Innovation is an important thing. If you don’t innovate, eventually your business will die. At the same time, not every new idea that you come up with is a good one. Having a way to figure out whether an idea is a good or bad one is a good idea.
You might want to ask yourself the following 7 questions before you go charging off on a new project. Taking a step back and asking if it’s really worth the effort is important. If you never get an answer of yes, then you have a problem. If you always get the answer yes, you also have a problem. You need a balance and these questions will help you make wiser decisions.
What’s the purpose of the idea?
Do you know what your new idea is supposed to do? Can you explain it clearly on one page to a fifth grader? If your answer is no, go back and start over again. Ideas that are not simple and clear often don’t make sense when they’re fleshed out.

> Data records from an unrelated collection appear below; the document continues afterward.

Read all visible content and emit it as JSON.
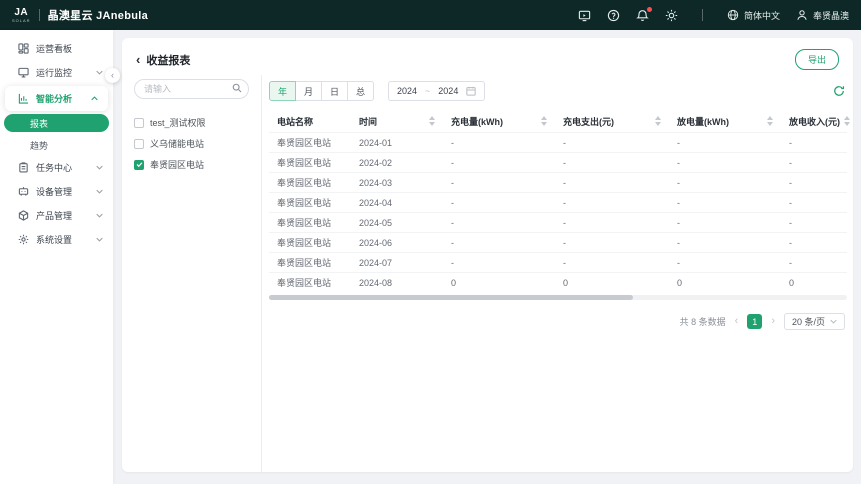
{
  "colors": {
    "primary": "#1fa26f",
    "topbar_bg": "#0d2826"
  },
  "topbar": {
    "logo_text": "JA",
    "logo_sub": "SOLAR",
    "brand": "晶澳星云 JAnebula",
    "icons": [
      "screen-icon",
      "help-icon",
      "bell-icon",
      "theme-icon"
    ],
    "language": "简体中文",
    "username": "奉贤晶澳"
  },
  "sidebar": {
    "items": [
      {
        "label": "运营看板",
        "icon": "dashboard-icon"
      },
      {
        "label": "运行监控",
        "icon": "monitor-icon",
        "expandable": true
      },
      {
        "label": "智能分析",
        "icon": "analysis-icon",
        "expandable": true,
        "expanded": true,
        "active": true,
        "children": [
          {
            "label": "报表",
            "active": true
          },
          {
            "label": "趋势",
            "active": false
          }
        ]
      },
      {
        "label": "任务中心",
        "icon": "task-icon",
        "expandable": true
      },
      {
        "label": "设备管理",
        "icon": "device-icon",
        "expandable": true
      },
      {
        "label": "产品管理",
        "icon": "product-icon",
        "expandable": true
      },
      {
        "label": "系统设置",
        "icon": "settings-icon",
        "expandable": true
      }
    ]
  },
  "page": {
    "title": "收益报表",
    "export_label": "导出"
  },
  "filter": {
    "search_placeholder": "请输入",
    "stations": [
      {
        "label": "test_测试权限",
        "checked": false
      },
      {
        "label": "义乌储能电站",
        "checked": false
      },
      {
        "label": "奉贤园区电站",
        "checked": true
      }
    ]
  },
  "controls": {
    "tabs": [
      "年",
      "月",
      "日",
      "总"
    ],
    "active_tab": "年",
    "date_from": "2024",
    "date_to": "2024",
    "range_separator": "~"
  },
  "table": {
    "columns": [
      {
        "label": "电站名称",
        "sortable": false
      },
      {
        "label": "时间",
        "sortable": true
      },
      {
        "label": "充电量(kWh)",
        "sortable": true
      },
      {
        "label": "充电支出(元)",
        "sortable": true
      },
      {
        "label": "放电量(kWh)",
        "sortable": true
      },
      {
        "label": "放电收入(元)",
        "sortable": true
      }
    ],
    "rows": [
      {
        "station": "奉贤园区电站",
        "time": "2024-01",
        "charge_kwh": "-",
        "charge_cost": "-",
        "discharge_kwh": "-",
        "discharge_income": "-"
      },
      {
        "station": "奉贤园区电站",
        "time": "2024-02",
        "charge_kwh": "-",
        "charge_cost": "-",
        "discharge_kwh": "-",
        "discharge_income": "-"
      },
      {
        "station": "奉贤园区电站",
        "time": "2024-03",
        "charge_kwh": "-",
        "charge_cost": "-",
        "discharge_kwh": "-",
        "discharge_income": "-"
      },
      {
        "station": "奉贤园区电站",
        "time": "2024-04",
        "charge_kwh": "-",
        "charge_cost": "-",
        "discharge_kwh": "-",
        "discharge_income": "-"
      },
      {
        "station": "奉贤园区电站",
        "time": "2024-05",
        "charge_kwh": "-",
        "charge_cost": "-",
        "discharge_kwh": "-",
        "discharge_income": "-"
      },
      {
        "station": "奉贤园区电站",
        "time": "2024-06",
        "charge_kwh": "-",
        "charge_cost": "-",
        "discharge_kwh": "-",
        "discharge_income": "-"
      },
      {
        "station": "奉贤园区电站",
        "time": "2024-07",
        "charge_kwh": "-",
        "charge_cost": "-",
        "discharge_kwh": "-",
        "discharge_income": "-"
      },
      {
        "station": "奉贤园区电站",
        "time": "2024-08",
        "charge_kwh": "0",
        "charge_cost": "0",
        "discharge_kwh": "0",
        "discharge_income": "0"
      }
    ]
  },
  "pagination": {
    "total_text": "共 8 条数据",
    "current_page": "1",
    "page_size": "20 条/页"
  }
}
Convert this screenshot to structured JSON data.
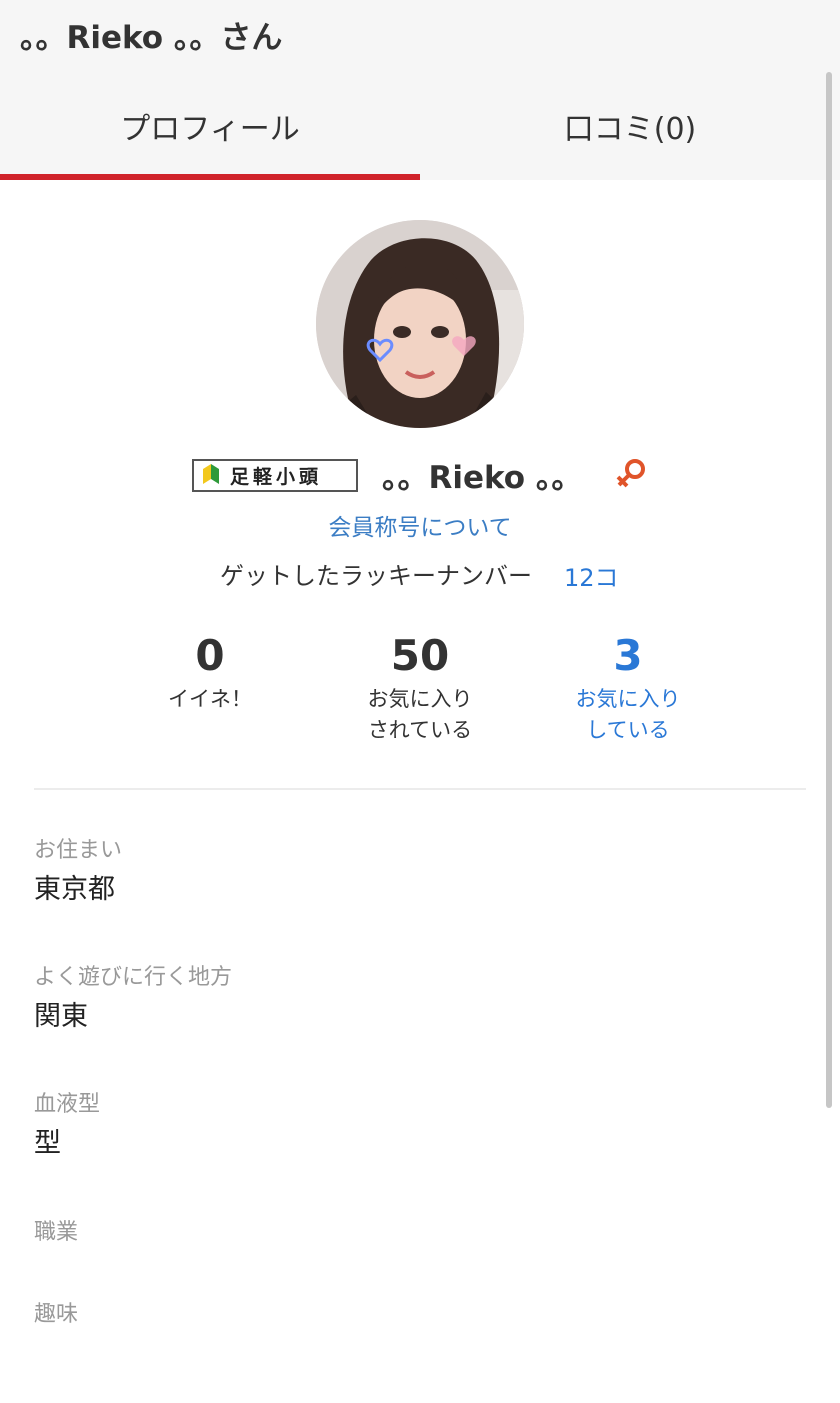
{
  "header": {
    "title": "。。Rieko 。。さん"
  },
  "tabs": [
    {
      "label": "プロフィール",
      "active": true
    },
    {
      "label": "口コミ(0)",
      "active": false
    }
  ],
  "profile": {
    "rank_badge": "足軽小頭",
    "name": "。。Rieko 。。",
    "gender_icon": "female-icon",
    "rank_link": "会員称号について",
    "lucky_label": "ゲットしたラッキーナンバー",
    "lucky_count": "12コ"
  },
  "stats": [
    {
      "value": "0",
      "label": "イイネ！"
    },
    {
      "value": "50",
      "label": "お気に入り\nされている"
    },
    {
      "value": "3",
      "label": "お気に入り\nしている"
    }
  ],
  "fields": [
    {
      "label": "お住まい",
      "value": "東京都"
    },
    {
      "label": "よく遊びに行く地方",
      "value": "関東"
    },
    {
      "label": "血液型",
      "value": "型"
    },
    {
      "label": "職業",
      "value": ""
    },
    {
      "label": "趣味",
      "value": ""
    }
  ],
  "colors": {
    "accent_tab": "#d0232a",
    "link": "#2a78d6",
    "gender": "#e0542a"
  }
}
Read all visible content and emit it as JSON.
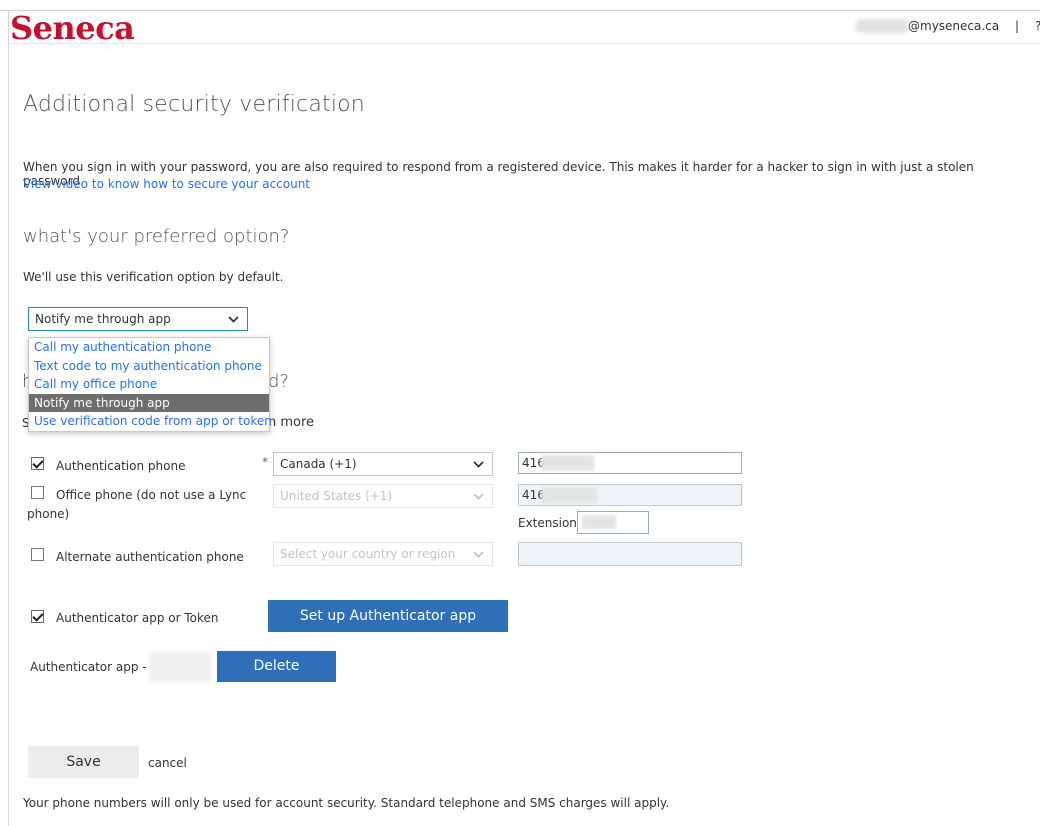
{
  "header": {
    "logo_text": "Seneca",
    "user_email": "@myseneca.ca",
    "separator": "|"
  },
  "page": {
    "title": "Additional security verification",
    "description": "When you sign in with your password, you are also required to respond from a registered device. This makes it harder for a hacker to sign in with just a stolen password.",
    "video_link": "View video to know how to secure your account"
  },
  "preferred": {
    "heading": "what's your preferred option?",
    "subtext": "We'll use this verification option by default.",
    "selected": "Notify me through app",
    "options": [
      "Call my authentication phone",
      "Text code to my authentication phone",
      "Call my office phone",
      "Notify me through app",
      "Use verification code from app or token"
    ]
  },
  "respond": {
    "heading_left": "h",
    "heading_right": "d?",
    "sub_left": "S",
    "learn_more_suffix": "n more"
  },
  "phones": {
    "auth_phone": {
      "label": "Authentication phone",
      "checked": true,
      "country": "Canada (+1)",
      "number_prefix": "416"
    },
    "office_phone": {
      "label_line1": "Office phone (do not use a Lync",
      "label_line2": "phone)",
      "checked": false,
      "country": "United States (+1)",
      "number_prefix": "416",
      "extension_label": "Extension"
    },
    "alternate_phone": {
      "label": "Alternate authentication phone",
      "checked": false,
      "country_placeholder": "Select your country or region"
    },
    "required_marker": "*"
  },
  "authenticator": {
    "label": "Authenticator app or Token",
    "checked": true,
    "setup_button": "Set up Authenticator app",
    "app_label": "Authenticator app -",
    "delete_button": "Delete"
  },
  "actions": {
    "save": "Save",
    "cancel": "cancel"
  },
  "footer": {
    "note": "Your phone numbers will only be used for account security. Standard telephone and SMS charges will apply."
  },
  "colors": {
    "brand_red": "#c8102e",
    "link_blue": "#2672ec",
    "button_blue": "#2e6fb8",
    "dropdown_selected": "#6e6e6e"
  }
}
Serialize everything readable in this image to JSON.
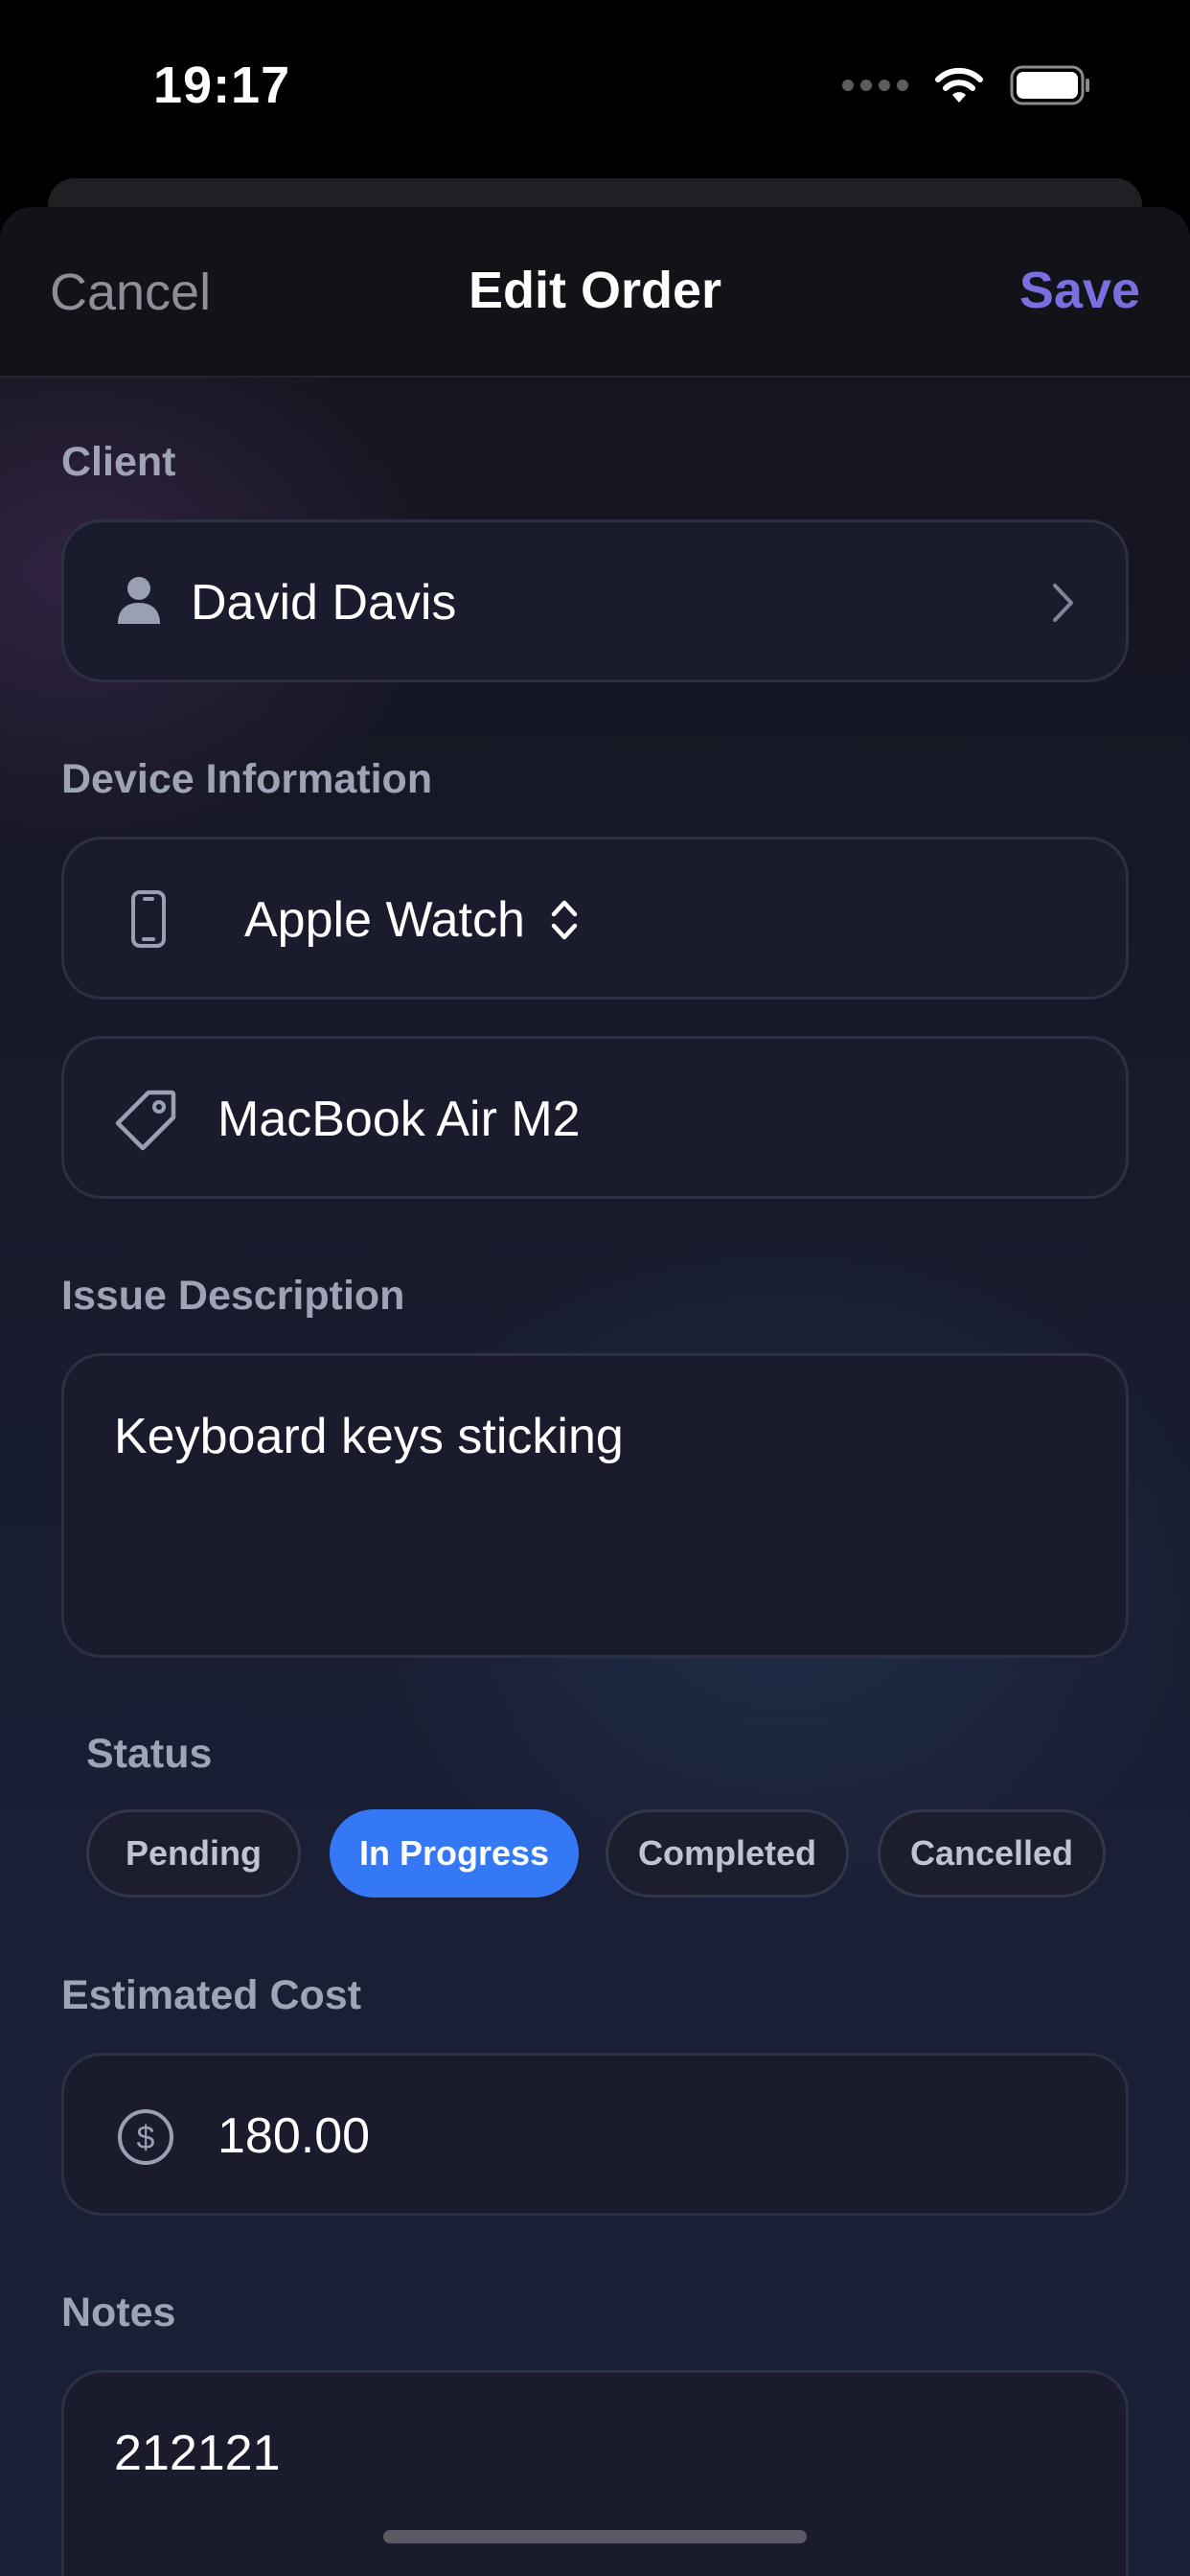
{
  "status_bar": {
    "time": "19:17"
  },
  "nav": {
    "cancel_label": "Cancel",
    "title": "Edit Order",
    "save_label": "Save"
  },
  "client": {
    "label": "Client",
    "name": "David Davis"
  },
  "device": {
    "label": "Device Information",
    "type": "Apple Watch",
    "model": "MacBook Air M2"
  },
  "issue": {
    "label": "Issue Description",
    "text": "Keyboard keys sticking"
  },
  "status": {
    "label": "Status",
    "options": [
      "Pending",
      "In Progress",
      "Completed",
      "Cancelled"
    ],
    "selected": "In Progress"
  },
  "cost": {
    "label": "Estimated Cost",
    "value": "180.00"
  },
  "notes": {
    "label": "Notes",
    "text": "212121"
  },
  "colors": {
    "accent_save": "#7b6fe0",
    "chip_active": "#3478f6",
    "background": "#1a1f36"
  },
  "icons": [
    "person-icon",
    "chevron-right-icon",
    "phone-icon",
    "up-down-chevron-icon",
    "tag-icon",
    "dollar-circle-icon",
    "wifi-icon",
    "battery-icon"
  ]
}
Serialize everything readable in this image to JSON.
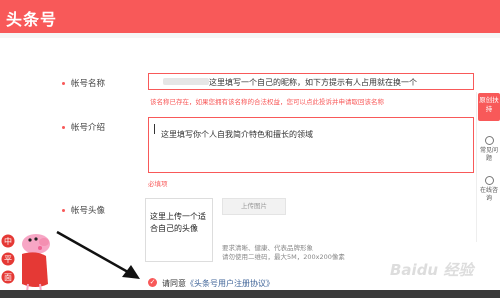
{
  "header": {
    "logo": "头条号",
    "color": "#f85959"
  },
  "form": {
    "name": {
      "label": "帐号名称",
      "value": "这里填写一个自己的昵称，如下方提示有人占用就在换一个",
      "hint": "该名称已存在，如果您拥有该名称的合法权益，您可以点此投诉并申请取回该名称"
    },
    "intro": {
      "label": "帐号介绍",
      "value": "这里填写你个人自我简介特色和擅长的领域",
      "hint": "必填项"
    },
    "avatar": {
      "label": "帐号头像",
      "box_text": "这里上传一个适合自己的头像",
      "upload_label": "上传图片",
      "req_line1": "要求清晰、健康、代表品牌形象",
      "req_line2": "请勿使用二维码，最大5M，200x200像素"
    },
    "agree": {
      "prefix": "请同意",
      "link": "《头条号用户注册协议》"
    }
  },
  "side": {
    "original": "原创扶持",
    "faq": "常见问题",
    "service": "在线咨询"
  },
  "sticker": {
    "chars": [
      "中",
      "平",
      "面"
    ]
  },
  "watermark": "Baidu 经验"
}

How does this idea fit into my life and or business?
Is this idea going to be consistent with your personal and business mission? How will this be consistent with both? If you can’t answer these questions stop until you can.
How much work does this idea add to my life?
Another part of this question might be what do I have to drop to add this project to my life? You can’t just keep piling one thing on top of another. At some point you’ll need to decide what works and what doesn’t when it comes time to implement a new idea.
What will it take to accomplish this idea?
This question is not only about the amount of time you need, but who is going to be involved and how much will it cost. This is a good place to drill down on why. Once you get a really good reason why you want to do this, you can then probably more easily answer what it will take to get a great result.
What additional resources will I need to make this work?
Resources in this context are not only around the amount of money you need. It also is how much brainpower it will drain from you. Who do you need to help along the way? I’ve yet to do anything worthwhile where I did it all by myself. I’ve always had help. Knowing what sort of help you’ll need and how to enroll those into helping you are important questions to answer.
How will I know whether to keep going or quit?
This is a really important question. Too often I start doing something and I don’t ever quit. This is where what’s known as “sunk costs” come into play.
I find that many times a person I’m working with won’t stop because they’ve already committed a certain amount of time, energy and resources to a project. They think that if they just do a little more work, then everything will turn around. At some point, you have to know when it’s time to throw in the towel. Having that decision point before you start is important.
When will I be done?
Most of the time 90% is more than good enough. In many cases, 85 or even 80% is good enough. To find out whether you have a doable idea it might even be 60%. Getting every last little thing correct before you start will often guarantee that you’ll never start.
A really successful baseball player only gets a hit one third of the time. Why is it that you need to be 99% ready before starting? I think that if you ask yourself hard questions about this, you’ll realize that close is often good enough.